Una vez exhaustos, y con los cuerpos doloridos por el placer, se quedaron dormidos. Las luces de un coche bañaron sus cuerpos con un resplandor dorado, exponiendo sus miembros desnudos. Santi soñaba que estaba en clase de historia antigua con el profesor Schwartzbach, y ahí estaba también Sofía, sentada con su larga melena oscura recogida en una trenza y atada con un lazo de seda rojo. Llevaba vaqueros y una camisa de color lila que acentuaba su bronceado. Estaba guapísima: morena y resplandeciente. Se giró hacia él y le guiñó el ojo. Al hacerlo sus ojos marrones le sonrieron caprichosamente. De repente Sofía era Georgia. Estaba sentada desnuda, mirándole. Santi se avergonzó al verla desnuda delante de toda la clase, pero a ella eso no parecía importarle.

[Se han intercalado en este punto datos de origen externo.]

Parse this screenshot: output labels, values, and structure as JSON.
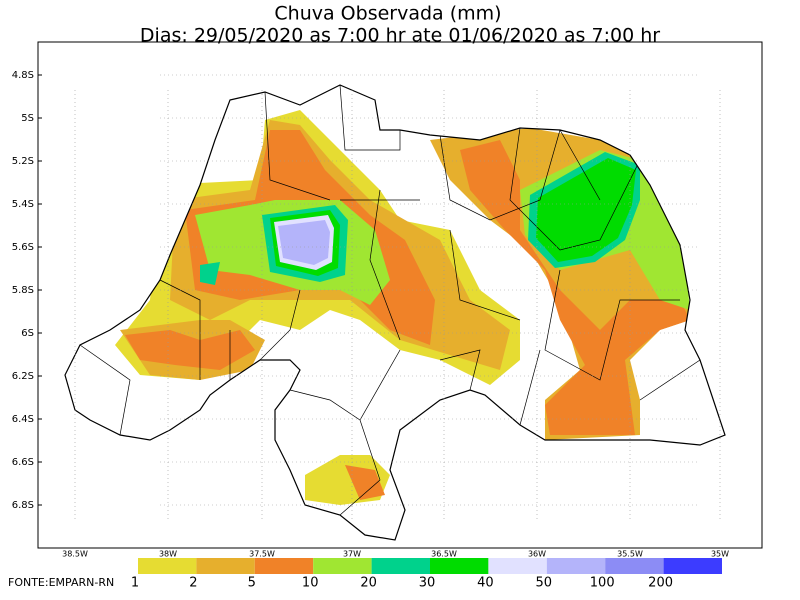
{
  "title": "Chuva Observada (mm)",
  "subtitle": "Dias: 29/05/2020 as 7:00 hr ate 01/06/2020 as 7:00 hr",
  "latitude_labels": [
    "4.8S",
    "5S",
    "5.2S",
    "5.4S",
    "5.6S",
    "5.8S",
    "6S",
    "6.2S",
    "6.4S",
    "6.6S",
    "6.8S"
  ],
  "longitude_labels": [
    "38.5W",
    "38W",
    "37.5W",
    "37W",
    "36.5W",
    "36W",
    "35.5W",
    "35W"
  ],
  "legend": {
    "labels": [
      "1",
      "2",
      "5",
      "10",
      "20",
      "30",
      "40",
      "50",
      "100",
      "200"
    ]
  },
  "source": "FONTE:EMPARN-RN"
}
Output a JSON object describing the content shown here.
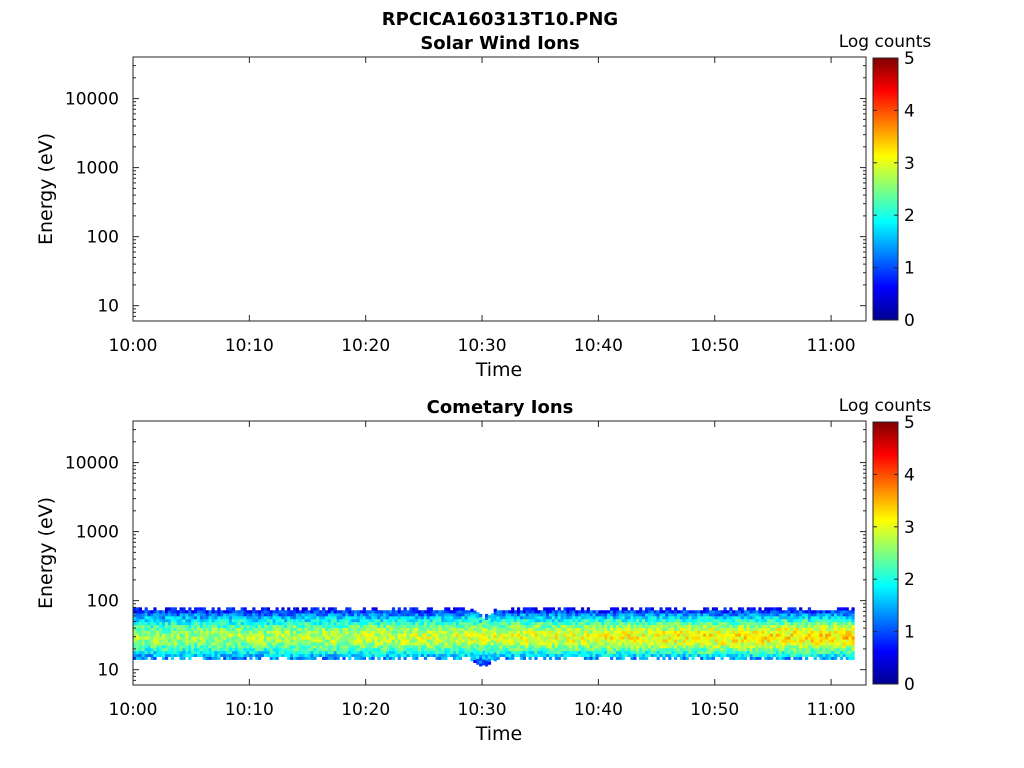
{
  "figure": {
    "title": "RPCICA160313T10.PNG"
  },
  "colorbar": {
    "label": "Log counts",
    "range": [
      0,
      5
    ],
    "ticks": [
      "0",
      "1",
      "2",
      "3",
      "4",
      "5"
    ],
    "colormap": "jet"
  },
  "chart_data": [
    {
      "type": "heatmap",
      "title": "Solar Wind Ions",
      "xlabel": "Time",
      "ylabel": "Energy (eV)",
      "xlim": [
        "10:00",
        "11:03"
      ],
      "ylim": [
        6,
        40000
      ],
      "yscale": "log",
      "xticks": [
        "10:00",
        "10:10",
        "10:20",
        "10:30",
        "10:40",
        "10:50",
        "11:00"
      ],
      "yticks": [
        {
          "value": 10,
          "label": "10"
        },
        {
          "value": 100,
          "label": "100"
        },
        {
          "value": 1000,
          "label": "1000"
        },
        {
          "value": 10000,
          "label": "10000"
        }
      ],
      "grid": false,
      "data": []
    },
    {
      "type": "heatmap",
      "title": "Cometary Ions",
      "xlabel": "Time",
      "ylabel": "Energy (eV)",
      "xlim": [
        "10:00",
        "11:03"
      ],
      "ylim": [
        6,
        40000
      ],
      "yscale": "log",
      "xticks": [
        "10:00",
        "10:10",
        "10:20",
        "10:30",
        "10:40",
        "10:50",
        "11:00"
      ],
      "yticks": [
        {
          "value": 10,
          "label": "10"
        },
        {
          "value": 100,
          "label": "100"
        },
        {
          "value": 1000,
          "label": "1000"
        },
        {
          "value": 10000,
          "label": "10000"
        }
      ],
      "grid": false,
      "band": {
        "time_start": "10:00",
        "time_end": "11:02",
        "energy_min": 14,
        "energy_max": 80,
        "peak_energy": 30,
        "peak_log_counts_start": 2.6,
        "peak_log_counts_end": 3.3,
        "edge_log_counts": 0.8
      },
      "features": [
        {
          "time": "10:30",
          "energy": 10,
          "note": "dip"
        }
      ]
    }
  ]
}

Le miraba con cara de sueño. Santi deseó con todas sus fuerzas que Sofía volviera, pero ella había desaparecido. Cuando despertó, Georgia estaba entre sus piernas. Bajó la mirada para asegurarse de que se trataba de Georgia y no de Sofía. Su cuerpo se relajó cuando vio los lujuriosos ojos azules de Georgia mirándole desde su cintura.

– Cariño, parece que hubieras visto un fantasma -se rió.

– Lo he visto -respondió, a la vez que se abandonaba a la sensualidad de volver a sentir cómo la lengua de ella volvía a ejercer su magia sobre él.

Santi había pasado los primeros seis meses de los dos años que iba a vivir en el extranjero viajando por el mundo con su amigo Joaquín Barnaba. Fueron a Tailandia, donde salieron de caza a los bajos fondos en busca de prostitutas y diversión. Santi había quedado a la vez fascinado y horrorizado al ver lo que las mujeres podían hacer con sus cuerpos, cosas que él jamás hubiera sido capaz de imaginar ni siquiera en sus sueños más lúbricos. Fumaron cannabis en las tierras altas de Malasia, y vieron una puesta de sol que convirtió las colinas en oro. Viajaron hasta China, donde caminaron por la Gran Muralla, admiraron el Palacio de la Suprema Armonía en la Ciudad Prohibida, y descubrieron, asqueados, que es verdad que los chinos comen perros. Volvieron por India, donde Joaquín vomitó fuera del Taj Mahal antes de pasar tres días en cama con diarrea y deshidratación. En India montaron en elefante, en África en camellos, y en España lo hicieron sobre hermosos caballos blancos.